Gently fold the whipped cream into the cream cheese mixture until well combined.
Fill the Strawberries:
Transfer the cream cheese mixture to a piping bag (using a star tip for decoration).
Pipe the filling into each hollowed strawberry half.
Finish the Strawberries:
Sprinkle the tops with graham cracker crumbs for a delightful crunch.

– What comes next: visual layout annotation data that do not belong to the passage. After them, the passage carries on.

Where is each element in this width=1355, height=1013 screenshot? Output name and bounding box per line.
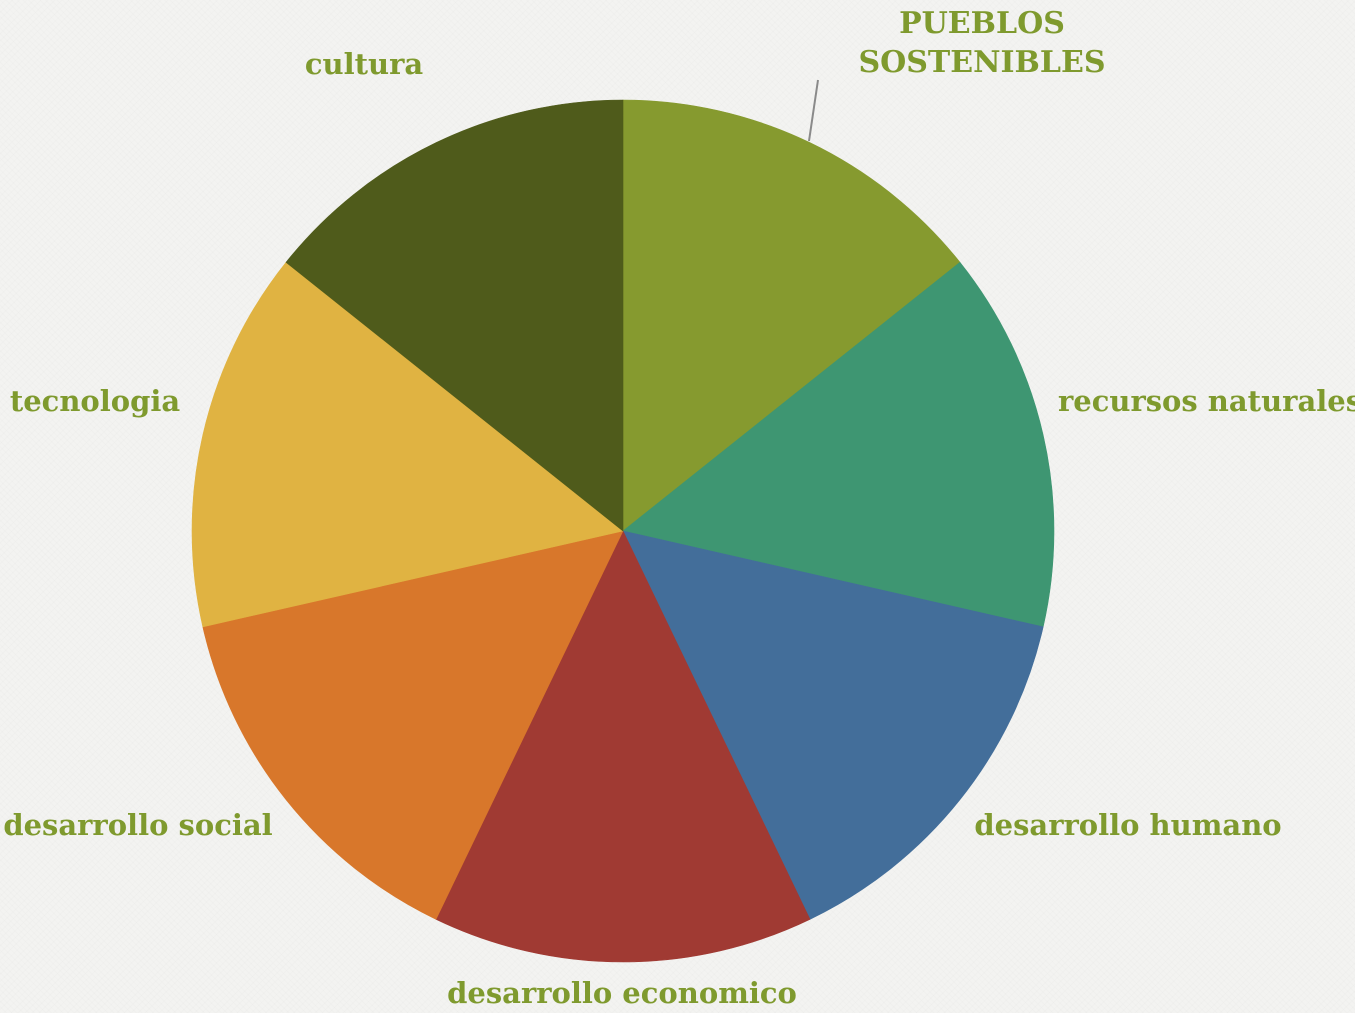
chart-title-line-2: SOSTENIBLES xyxy=(858,45,1105,80)
pie-slice-cultura xyxy=(285,99,624,532)
pie-slice-pueblos-sostenibles xyxy=(622,99,961,532)
pie-slice-desarrollo-economico xyxy=(435,530,811,963)
slice-label-cultura: cultura xyxy=(305,47,424,81)
pie-slice-recursos-naturales xyxy=(622,261,1055,628)
slice-label-recursos-naturales: recursos naturales xyxy=(1058,384,1355,418)
slice-labels: PUEBLOS SOSTENIBLES recursos naturales d… xyxy=(3,6,1355,1010)
slice-label-desarrollo-social: desarrollo social xyxy=(3,808,272,842)
pie-slices xyxy=(191,99,1055,963)
chart-title-line-1: PUEBLOS xyxy=(899,6,1065,41)
pie-slice-desarrollo-social xyxy=(202,530,624,920)
pie-slice-tecnologia xyxy=(191,261,624,628)
slice-label-desarrollo-economico: desarrollo economico xyxy=(447,976,797,1010)
slice-label-desarrollo-humano: desarrollo humano xyxy=(974,808,1281,842)
pie-slice-desarrollo-humano xyxy=(622,530,1044,920)
slice-label-tecnologia: tecnologia xyxy=(10,384,181,418)
leader-line xyxy=(808,79,819,142)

For the Strawberry Shortcake Crumble:
Make the Crumble:
In a bowl, mix together the crushed Golden Oreos, melted butter, strawberry gelatin mix, and crushed freeze-dried strawberries.
Bake:
Spread the mixture evenly on a baking sheet and bake at 350°F (175°C) for 7-10 minutes until lightly golden. Let it cool.
Method of Storage
To keep your Cheesecake Deviled Strawberries fresh and delicious, follow these storage guidelines:
Refrigeration
Short-Term Storage:
Store any leftover filled strawberries in an airtight container in the refrigerator.
They are best consumed within 1-2 days for optimal freshness and flavor.
Avoid Freezing
Not Recommended:
Freezing is not advisable for these strawberries, as the texture of the strawberries and the cream cheese filling may be compromised upon thawing.
Serving Fresh
Preparation Tip:
If preparing for an event, consider filling the strawberries just before serving to maintain their freshness and prevent the filling from becoming soggy.
Storage of Crumble
For the Strawberry Shortcake Crumble:
Store any leftover crumble in an airtight container at room temperature for up to 1 week.
You can also refrigerate it for longer freshness, but it may lose some crunch.